Demarketing, Minorities, and National Attachment
Published 3/1/2009
Author: Amir Grinstein & Udi Nisan
View this contentExecutive Summary
This study addresses two important global trends: protection of public goods, specifically the environment, and the emergence of multiethnic societies with influential minority groups. It tests the effect of a government proenvironmental demarketing campaign on the deconsumption behavior of minority groups and the majority population. The study suggests that minority consumers use consumption or deconsumption to manifest their social identity, beliefs, and goals as minorities in relation to the majority and that their motivation to respond positively to a government’s demarketing campaign is shaped by their national attachment levels. The study was conducted in Jerusalem, Israel, and involved a large data set (N = 66,272) containing household-level data on actual consumers’ behavior. The studied groups invovled the majority of non-ultra-Orthodox Jews and three minority groups: Israeli-Arabs, ultra-Orthodox Jews, and Jewish Russian immigrants. The findings show that in a proenvironmental context, government demarketing is more effective on the majority group than on any of the three minority groups. In addition, the results suggest that minority groups with lower national attachment levels respond more negatively to the demarketing effort. However, higher education levels lead to a more positive response across the majority and minority groups. A central implication of the findings is related to the benefits derived from demarketing for different consumer groups (majorities versus minorities based on religion, ethnicity, and immigration status). The findings also provide a benchmark for demarketing efforts in an environmental context. Finally, they may imply that policy makers and marketers should consider making more use of demarketing to complement regulatory and economic tools.
Biography
Amir Grinstein is Assistant Professor of Marketing in the Guilford Glazer School of Business and Management at Ben-Gurion University, Negev, Beer-Sheva, Israel. He is a graduate of the Jerusalem School of Business Administration at the Hebrew University, where he earned his bachelor’s degree in Business and Economics (1997), an MBA (1999), and PhD (2006). His dissertation in the area of firms’ customer orientation was guided by Professor Arieh Goldman. He continued to do research in this area as a postdoctoral fellow at the Harvard Business School (2006–2007). His main research interests include strategic orientations, new products, international/cross-cultural marketing, and marketing and public policy. So far, Amir’s work has been published in Journal of the Academy of Marketing Science, European Journal of Marketing, and Research Policy.

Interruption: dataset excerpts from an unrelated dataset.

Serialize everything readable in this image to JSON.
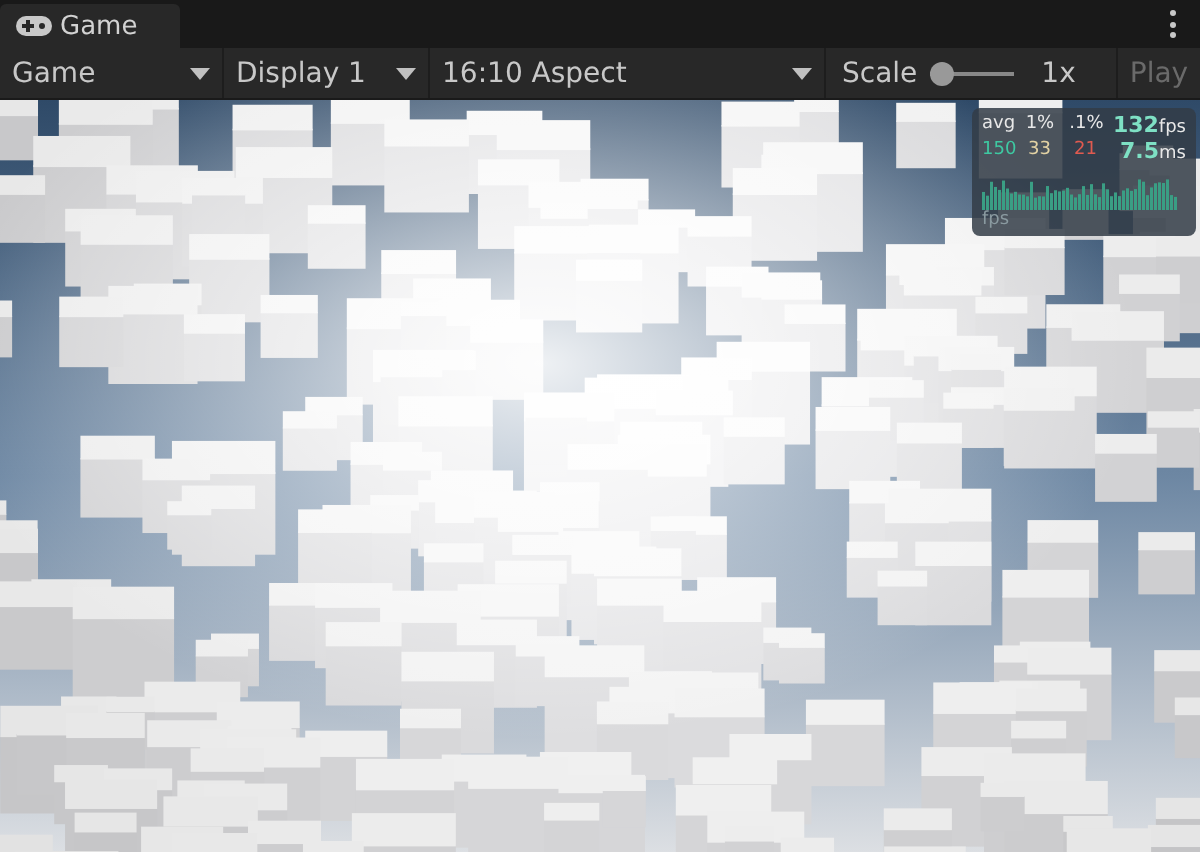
{
  "tab": {
    "title": "Game",
    "selected": true
  },
  "toolbar": {
    "dropdowns": [
      {
        "label": "Game"
      },
      {
        "label": "Display 1"
      },
      {
        "label": "16:10 Aspect"
      }
    ],
    "scale": {
      "label": "Scale",
      "level": 0,
      "reading": "1x"
    },
    "play_button": {
      "label": "Play",
      "disabled": true
    }
  },
  "stats_overlay": {
    "headers": [
      "avg",
      "1%",
      ".1%"
    ],
    "values": [
      {
        "text": "150",
        "color": "#3ec9a2"
      },
      {
        "text": "33",
        "color": "#e2d2a4"
      },
      {
        "text": "21",
        "color": "#e05a50"
      }
    ],
    "fps": {
      "value": "132",
      "unit": "fps"
    },
    "ms": {
      "value": "7.5",
      "unit": "ms"
    },
    "graph_label": "fps"
  }
}
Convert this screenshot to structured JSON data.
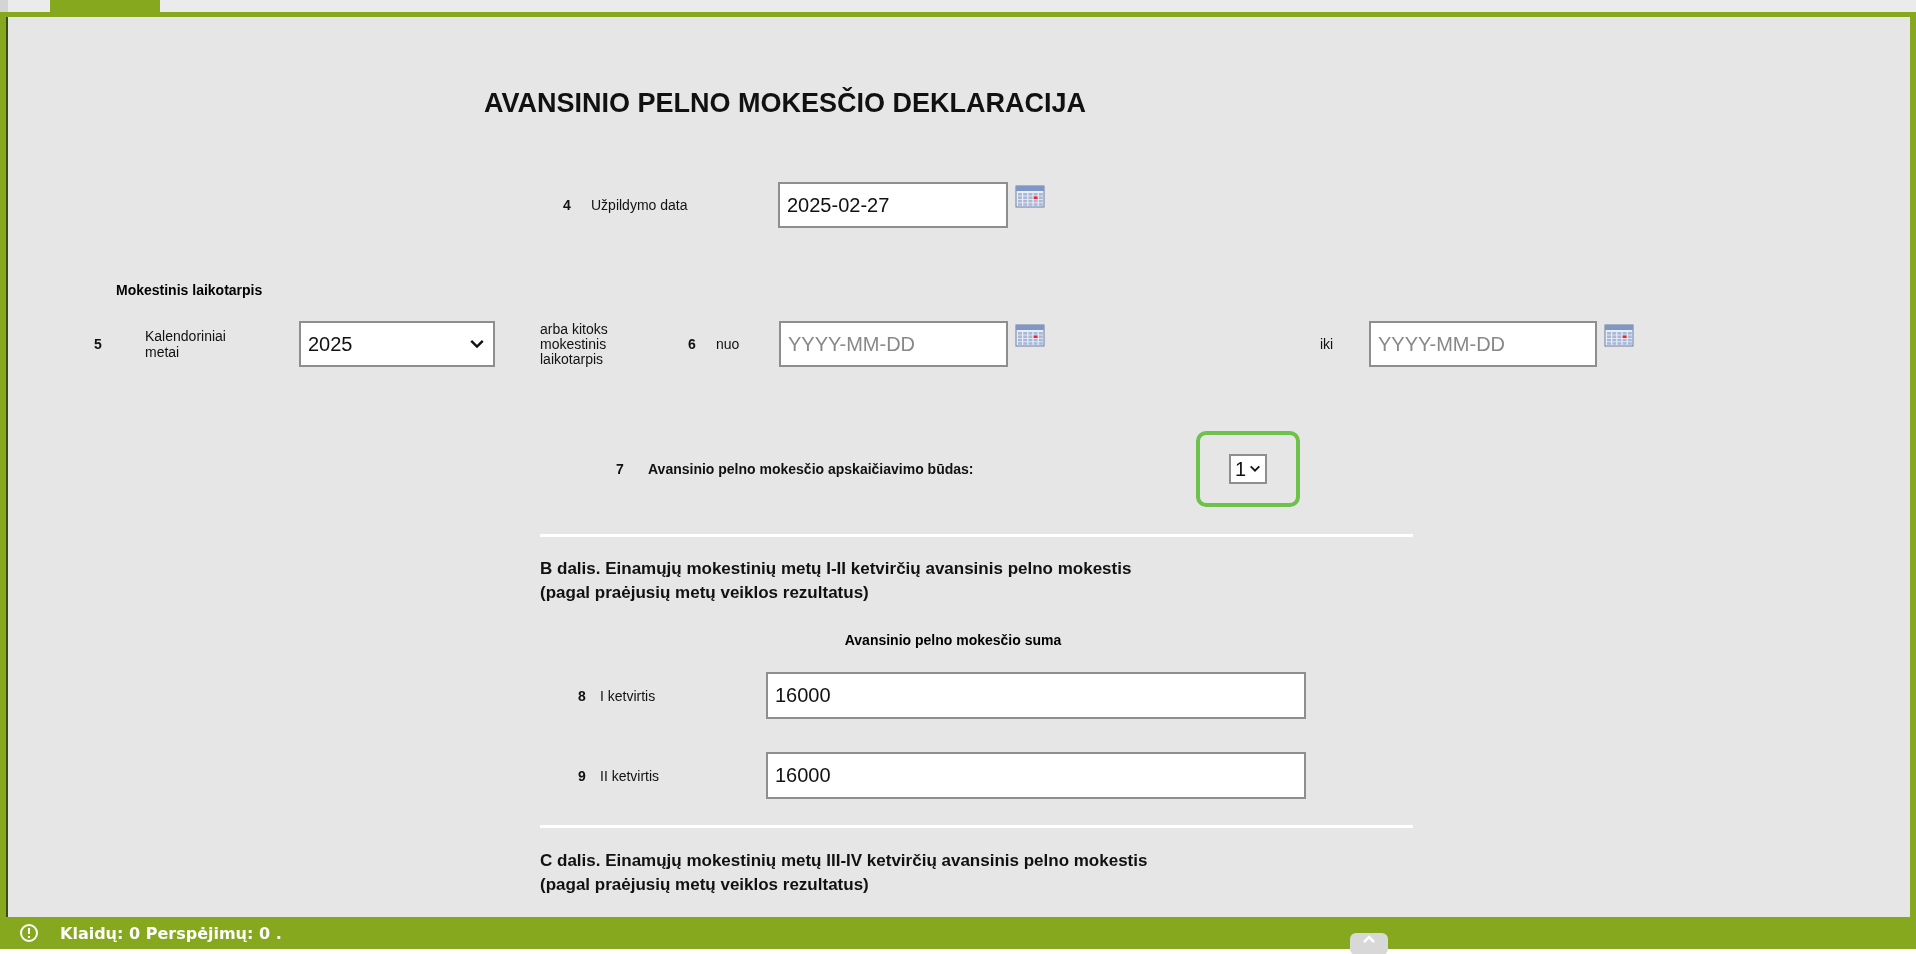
{
  "title": "AVANSINIO PELNO MOKESČIO DEKLARACIJA",
  "fill_date": {
    "number": "4",
    "label": "Užpildymo data",
    "value": "2025-02-27"
  },
  "tax_period": {
    "heading": "Mokestinis laikotarpis",
    "year": {
      "number": "5",
      "label": "Kalendoriniai metai",
      "value": "2025"
    },
    "other_label": "arba kitoks mokestinis laikotarpis",
    "from": {
      "number": "6",
      "label": "nuo",
      "placeholder": "YYYY-MM-DD"
    },
    "to": {
      "label": "iki",
      "placeholder": "YYYY-MM-DD"
    }
  },
  "method": {
    "number": "7",
    "label": "Avansinio pelno mokesčio apskaičiavimo būdas:",
    "value": "1",
    "focused": true
  },
  "sections": [
    {
      "heading": "B dalis. Einamųjų mokestinių metų I-II ketvirčių avansinis pelno mokestis\n(pagal praėjusių metų veiklos rezultatus)",
      "subheading": "Avansinio pelno mokesčio suma",
      "rows": [
        {
          "number": "8",
          "label": "I ketvirtis",
          "value": "16000"
        },
        {
          "number": "9",
          "label": "II ketvirtis",
          "value": "16000"
        }
      ]
    },
    {
      "heading": "C dalis. Einamųjų mokestinių metų III-IV ketvirčių avansinis pelno mokestis\n(pagal praėjusių metų veiklos rezultatus)"
    }
  ],
  "status_bar": "Klaidų: 0 Perspėjimų: 0 ."
}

Udi Nisan serves as Director General of the Israeli Government Companies Authority. He holds a bachelor’s degree in Economics and Business Management and a master’s degree in Economics and Business Management from the Hebrew University of Jerusalem, Israel. He wrote his doctoral thesis, guided by Professor Moti Perry and Dr. Momi Dahan, on Economic Regulation at the School of Public Policy, the Hebrew University. He continued to do research in this area at the Kennedy School of Government at Harvard University. Before his current position, Udi Nisan served as the chief executive officer of the Jerusalem Development Authority and worked for the budget department at the Israeli Ministry of Finance. He has taught economics and public policy courses in the Department of Economics and the School of Public Policy at the Hebrew University. So far his work has been published in Water Resources Research Journal.